In the second year of the pandemic, the health system reinforced its commitment to its Mission with $1.9 billion in community benefit, which is over $366 million more than pre-pandemic levels.
RENTON, WASH. March 8, 2022 – Providence, one of the largest health systems in the nation, today announced results for the fiscal year ended Dec. 31, 2021. The report describes an unprecedented year, marked by three major surges in COVID-19 volumes, a national shortage of health care personnel, as well as deferrals of non-emergent care. In continuing to meet the tremendous need, Providence experienced a net operating loss as higher costs resulting from the pandemic outpaced reimbursement from payers.
Despite the challenges, Providence continued to increase its community benefit contributions. For the fiscal year ended Dec. 31, 2021, the health system provided $1.9 billion in uncompensated care and other community benefit activities, compared to $1.8 billion in 2020 and $1.5 billion in 2019. This represents an increase of $366 million since the pandemic began.
“Throughout this time of need, Providence continues to be here for our communities. We are deeply grateful to our caregivers for their commitment to the Mission and all they do to help us serve those who are most vulnerable. We are incredibly proud that we continue to increase our community benefit levels amid the challenges of the pandemic,” said Providence President and CEO Rod Hochman, M.D.
Providence continues to forge a path to recovery and renewal. The health system is diligently working to address pent-up health needs that have resulted from deferred care. In addition, Providence unveiled a new strategic plan – Destination Health 2025 – which serves as a roadmap for improving health and transforming health care and ensuring the financial strength of the Mission far into the future.

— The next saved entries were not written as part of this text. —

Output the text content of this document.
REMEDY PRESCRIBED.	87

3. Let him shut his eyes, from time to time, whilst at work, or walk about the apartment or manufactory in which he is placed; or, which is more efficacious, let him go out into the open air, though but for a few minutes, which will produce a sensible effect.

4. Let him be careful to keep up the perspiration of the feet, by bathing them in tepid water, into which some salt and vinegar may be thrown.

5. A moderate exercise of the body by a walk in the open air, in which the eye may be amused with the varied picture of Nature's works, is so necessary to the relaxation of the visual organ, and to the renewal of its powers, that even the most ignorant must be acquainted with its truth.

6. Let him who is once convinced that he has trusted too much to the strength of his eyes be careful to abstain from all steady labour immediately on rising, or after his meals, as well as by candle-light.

“Destination Health 2025 redoubles our commitment to our communities and caregivers. We are focusing on healing and rebuilding our teams, as well as creating the workforce of the future. We are also advancing other key strategies, such as diversifying revenue through value-based care and other services to support patient-care operations,” Providence CFO Greg Hoffman said.
Providence experienced higher volumes as well as higher acuity in 2021. Volumes as measured by case mix adjusted admissions were 7% higher for the fiscal year ended Dec. 31, 2021, compared with the same period in 2020. The increases were driven by higher outpatient and inpatient volumes, as well as increased emergency department visits.
For the fiscal year ended Dec. 31, 2021, earnings before interest, depreciation and amortization (EBIDA) were $812 million, or 3% of operating revenues, compared with $1.1 billion and 4.4% of operating revenues in the prior year. Operating revenues were $27.3 billion, an increase of 6% compared with the same period in 2020. Meanwhile, operating expenses were $28 billion, up 8 percent compared with the prior year. This included a 10% increase in salaries and benefits due to higher wages, increased agency staffing costs and overtime. As a result, Providence experienced a net operating loss of $714 million from operations for the year ended Dec. 31, 2021. Despite increased COVID-19 volumes across Providence, the health system recognized $313 million in CARES Act funding in 2021, compared with $957 million in the prior year.
In other highlights, non-operating income totaled $1.2 billion for the fiscal year ended December 31, 2021, compared with $1 billion in 2020. Non-operating income helps to recoup operating losses resulting from the pandemic and offset reimbursement shortfalls from Medicaid and Medicare coverage, allowing us to serve vulnerable populations while balancing our financial performance.
“When the first U.S. patient with COVID-19 was admitted to a Providence hospital two years ago, there was not a playbook for what was about to unfold. But together we responded to the challenge,” Hoffman said. “Though the headwinds will be strong the next few months, we have charted a clear path to recovery and renewal, and we will continue to invest in the health and well-being of our caregivers and patients. Just as our founders did more than 165 years ago, we will respond to the times while continuing to take the long view to ensure the Mission flourishes into the future.”